省厅可能借调林知墨的消息,像一阵风,悄悄在支队传开。
秦铁山听到后,一整天没怎么说话。
晚上,他拎了两瓶啤酒,敲开林知墨宿舍的门。
“喝点?”
两人坐在简陋的书桌前,就着一包花生米。
“秀才,省厅要是真调你,你去吗?”秦铁山直接问。
林知墨看着杯中泛着泡沫的啤酒:“不知道。”
“不知道?”秦铁山苦笑,“要是以前,我肯定说‘去啊,干嘛不去,升官发财多好’。但现在……”
他顿了顿:“特行组刚走上正轨,‘教师’的案子还没破,雨夜屠夫还悬着。你走了,我们怎么办?”
这话说得很直,甚至有点自私。
但林知墨听出了背后的依赖。
“秦队,你觉得特行组离了我就转不动了?”
“转得动,但转不好。”秦铁山认真地说,“我不是说你多厉害,我是说……你是这个组的魂。沈冰的技术、我的经验,都是零件。你是那个组装图纸,是把零件变成机器的人。”
这个比喻很糙,但贴切。
林知墨喝了一口酒,冰凉的液体滑过喉咙。
“我在想,如果只是为了更大的平台,我该去。但有些东西,平台给不了。”
“比如?”
“信任。”林知墨看着秦铁山,“你和沈冰,还有组里那些兄弟,相信我那些‘纸上谈兵’,愿意跟着我试错。这种信任,不是换个地方就能重建的。”
秦铁山眼睛亮了亮。
“还有责任。”林知墨继续说,“‘教师’的案子,从一开始就是冲我来的。如果我走了,把这个烂摊子留给你们,那算什么?”
“那你……”
“我留下。”林知墨说,“至少现在留下。等该破的案子破了,该抓的人抓了,如果还有机会,再说。”
秦铁山重重拍了拍他的肩。
“秀才,够意思!”
同一时间,技术室还亮着灯。
沈冰坐在电脑前,手指在键盘上飞快敲击。
她面前堆着厚厚的案卷和打印资料。
一夜未眠。
第二天一早,她敲开林知墨办公室的门,抱着一个厚厚的文件夹。
“林老师,这个给你。”
林知墨接过,翻开。
里面是特行组成立以来所有案件的详细档案,但不是简单的复印,而是经过系统整理——每个案件都有侧写过程还原、关键决策点分析、经验教训总结。还附有数据图表:侧写准确率统计、破案时间对比、与传统方法的效益分析。

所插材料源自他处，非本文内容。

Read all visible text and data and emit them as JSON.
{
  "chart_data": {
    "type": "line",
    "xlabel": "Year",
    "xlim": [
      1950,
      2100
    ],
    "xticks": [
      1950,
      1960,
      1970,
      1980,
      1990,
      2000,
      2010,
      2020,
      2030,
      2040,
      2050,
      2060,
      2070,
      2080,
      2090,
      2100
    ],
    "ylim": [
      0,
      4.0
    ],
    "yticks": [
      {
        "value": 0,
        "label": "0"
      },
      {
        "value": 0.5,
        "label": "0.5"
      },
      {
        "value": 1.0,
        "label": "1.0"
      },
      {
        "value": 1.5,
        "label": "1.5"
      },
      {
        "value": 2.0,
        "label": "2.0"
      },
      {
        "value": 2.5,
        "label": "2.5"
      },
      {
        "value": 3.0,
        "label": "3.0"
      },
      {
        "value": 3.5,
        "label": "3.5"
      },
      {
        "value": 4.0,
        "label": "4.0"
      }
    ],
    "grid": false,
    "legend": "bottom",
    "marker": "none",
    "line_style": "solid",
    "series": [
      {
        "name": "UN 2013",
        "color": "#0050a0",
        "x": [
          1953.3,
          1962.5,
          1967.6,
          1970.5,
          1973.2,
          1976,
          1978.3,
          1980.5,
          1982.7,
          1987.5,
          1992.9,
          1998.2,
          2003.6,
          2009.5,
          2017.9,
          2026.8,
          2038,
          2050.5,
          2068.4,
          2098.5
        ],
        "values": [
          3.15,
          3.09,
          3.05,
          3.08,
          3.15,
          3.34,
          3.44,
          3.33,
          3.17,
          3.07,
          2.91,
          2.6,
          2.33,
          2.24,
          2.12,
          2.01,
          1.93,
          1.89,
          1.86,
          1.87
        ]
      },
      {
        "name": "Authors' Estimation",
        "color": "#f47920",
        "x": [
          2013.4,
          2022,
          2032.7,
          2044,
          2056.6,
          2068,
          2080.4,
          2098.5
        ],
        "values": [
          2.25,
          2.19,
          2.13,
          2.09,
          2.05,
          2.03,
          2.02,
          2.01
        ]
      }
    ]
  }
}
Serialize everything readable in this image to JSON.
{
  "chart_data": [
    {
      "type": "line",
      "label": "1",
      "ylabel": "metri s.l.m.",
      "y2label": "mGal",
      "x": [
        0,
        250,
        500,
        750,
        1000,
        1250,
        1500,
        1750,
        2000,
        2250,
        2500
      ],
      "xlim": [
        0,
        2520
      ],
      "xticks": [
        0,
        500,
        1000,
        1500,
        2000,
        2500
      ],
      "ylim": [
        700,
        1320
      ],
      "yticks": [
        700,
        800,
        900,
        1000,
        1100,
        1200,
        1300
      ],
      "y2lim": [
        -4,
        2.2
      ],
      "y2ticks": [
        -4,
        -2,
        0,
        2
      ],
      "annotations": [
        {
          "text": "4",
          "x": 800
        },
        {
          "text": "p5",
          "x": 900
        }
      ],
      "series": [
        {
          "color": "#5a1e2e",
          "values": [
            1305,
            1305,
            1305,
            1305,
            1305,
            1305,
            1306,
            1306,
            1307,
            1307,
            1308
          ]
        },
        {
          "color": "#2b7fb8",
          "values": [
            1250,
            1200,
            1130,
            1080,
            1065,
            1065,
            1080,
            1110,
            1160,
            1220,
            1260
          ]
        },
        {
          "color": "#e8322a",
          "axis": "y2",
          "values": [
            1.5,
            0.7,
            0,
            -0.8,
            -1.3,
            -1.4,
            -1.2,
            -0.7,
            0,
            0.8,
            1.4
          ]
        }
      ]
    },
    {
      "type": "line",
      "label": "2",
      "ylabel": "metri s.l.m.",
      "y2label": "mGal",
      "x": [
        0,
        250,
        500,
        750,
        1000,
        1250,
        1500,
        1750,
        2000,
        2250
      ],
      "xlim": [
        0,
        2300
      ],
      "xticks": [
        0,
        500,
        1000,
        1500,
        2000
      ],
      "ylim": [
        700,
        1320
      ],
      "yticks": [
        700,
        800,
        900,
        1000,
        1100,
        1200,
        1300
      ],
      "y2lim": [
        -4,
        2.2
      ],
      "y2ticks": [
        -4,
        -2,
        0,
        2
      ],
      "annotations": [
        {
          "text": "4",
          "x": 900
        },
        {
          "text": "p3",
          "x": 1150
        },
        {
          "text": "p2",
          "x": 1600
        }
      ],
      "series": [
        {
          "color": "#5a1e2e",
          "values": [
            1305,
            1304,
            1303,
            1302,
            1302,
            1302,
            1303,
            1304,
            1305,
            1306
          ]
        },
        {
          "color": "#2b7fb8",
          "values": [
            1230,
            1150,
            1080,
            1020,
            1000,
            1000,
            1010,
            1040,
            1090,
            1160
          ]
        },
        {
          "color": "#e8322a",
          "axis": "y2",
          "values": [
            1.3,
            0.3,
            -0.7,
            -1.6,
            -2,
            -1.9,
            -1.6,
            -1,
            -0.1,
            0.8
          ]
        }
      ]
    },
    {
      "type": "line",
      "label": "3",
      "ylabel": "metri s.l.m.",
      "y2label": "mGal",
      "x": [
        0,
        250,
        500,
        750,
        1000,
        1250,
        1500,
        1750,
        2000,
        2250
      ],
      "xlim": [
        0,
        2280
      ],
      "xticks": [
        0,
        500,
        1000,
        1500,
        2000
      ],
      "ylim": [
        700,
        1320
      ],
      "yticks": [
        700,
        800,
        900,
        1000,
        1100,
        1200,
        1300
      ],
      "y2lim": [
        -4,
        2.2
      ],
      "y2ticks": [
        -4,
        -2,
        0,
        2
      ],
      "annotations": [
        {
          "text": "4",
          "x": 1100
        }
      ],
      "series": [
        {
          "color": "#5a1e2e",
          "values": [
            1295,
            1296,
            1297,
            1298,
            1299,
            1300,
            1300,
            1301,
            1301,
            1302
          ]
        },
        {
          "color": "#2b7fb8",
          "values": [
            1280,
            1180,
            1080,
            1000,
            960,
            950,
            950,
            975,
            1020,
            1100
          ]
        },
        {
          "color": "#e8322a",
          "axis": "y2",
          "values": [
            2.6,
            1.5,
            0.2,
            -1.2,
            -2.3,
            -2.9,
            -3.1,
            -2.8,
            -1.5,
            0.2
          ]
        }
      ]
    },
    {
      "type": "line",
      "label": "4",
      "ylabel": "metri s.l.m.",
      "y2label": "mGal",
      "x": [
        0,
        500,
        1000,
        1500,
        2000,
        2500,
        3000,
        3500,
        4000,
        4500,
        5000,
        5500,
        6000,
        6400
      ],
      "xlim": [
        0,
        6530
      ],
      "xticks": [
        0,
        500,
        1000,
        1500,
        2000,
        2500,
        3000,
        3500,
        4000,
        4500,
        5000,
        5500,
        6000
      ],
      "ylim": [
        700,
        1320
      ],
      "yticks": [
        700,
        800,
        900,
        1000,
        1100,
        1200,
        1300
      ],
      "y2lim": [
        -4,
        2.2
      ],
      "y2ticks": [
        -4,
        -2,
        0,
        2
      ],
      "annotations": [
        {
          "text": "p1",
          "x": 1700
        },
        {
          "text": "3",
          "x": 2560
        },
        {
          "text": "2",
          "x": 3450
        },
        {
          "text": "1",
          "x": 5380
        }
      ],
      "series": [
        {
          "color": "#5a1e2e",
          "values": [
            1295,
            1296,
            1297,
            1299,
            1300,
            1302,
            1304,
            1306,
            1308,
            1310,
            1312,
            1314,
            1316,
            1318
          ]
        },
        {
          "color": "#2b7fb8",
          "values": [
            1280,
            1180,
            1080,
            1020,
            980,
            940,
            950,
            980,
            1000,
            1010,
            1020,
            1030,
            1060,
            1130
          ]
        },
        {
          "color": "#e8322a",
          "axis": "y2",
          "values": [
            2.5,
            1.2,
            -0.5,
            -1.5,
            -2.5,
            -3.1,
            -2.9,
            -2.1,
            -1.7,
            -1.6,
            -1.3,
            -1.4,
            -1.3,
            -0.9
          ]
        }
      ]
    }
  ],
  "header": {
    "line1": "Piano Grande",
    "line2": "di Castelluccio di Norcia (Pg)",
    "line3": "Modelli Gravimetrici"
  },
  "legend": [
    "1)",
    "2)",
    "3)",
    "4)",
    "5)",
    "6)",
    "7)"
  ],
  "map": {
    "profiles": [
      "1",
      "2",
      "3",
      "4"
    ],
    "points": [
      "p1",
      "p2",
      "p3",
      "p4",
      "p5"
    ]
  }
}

最后一页是一张手绘的组织结构图:特行组的运作模式、与其他部门的协作流程、未来发展方向建议。
整整两百页。
“你通宵做的?”林知墨问。
沈冰眼睛有些红,但神情平静。
“不管您最后决定去哪,这些资料应该有用。”她说,“如果去省厅,可以给领导看,证明特行组的价值。如果留下,也可以作为内部培训教材。”
林知墨心头一暖。
“沈冰,谢谢你。”
“应该的。”沈冰顿了顿,“其实……我也不希望您走。但如果是更好的发展,我支持。”
这天下午,林知墨给方明打了电话。
“方博士,感谢您的邀请。但我决定暂时留在南江。”
电话那头沉默了几秒。
“我能问问原因吗?”
“这里有未完成的案子,有过命的战友,有刚刚起步的事业。”林知墨说,“知识可以移植,但责任和信任有属地。我想先做完该做的事。”
方明笑了。
“林副组长,我尊重你的选择。不过,合作编写《犯罪心理侧写实务指南》的邀请依然有效。我们可以通过信件和电话交流,年底的交流会,我还是希望你能来。”
“好,我一定参加。”
挂断电话,林知墨走到窗前。
院子里,秦铁山正在带着几个年轻刑警训练擒拿,呼喝声在初春的空气中传得很远。
沈冰抱着一摞资料走向档案室,阳光照在她的侧脸上。
这个他重生后奋斗了一年的地方,这些他从陌生到熟悉的人。
留下了。
但就在他做出决定的第二天,“教师”的第八封信,到了。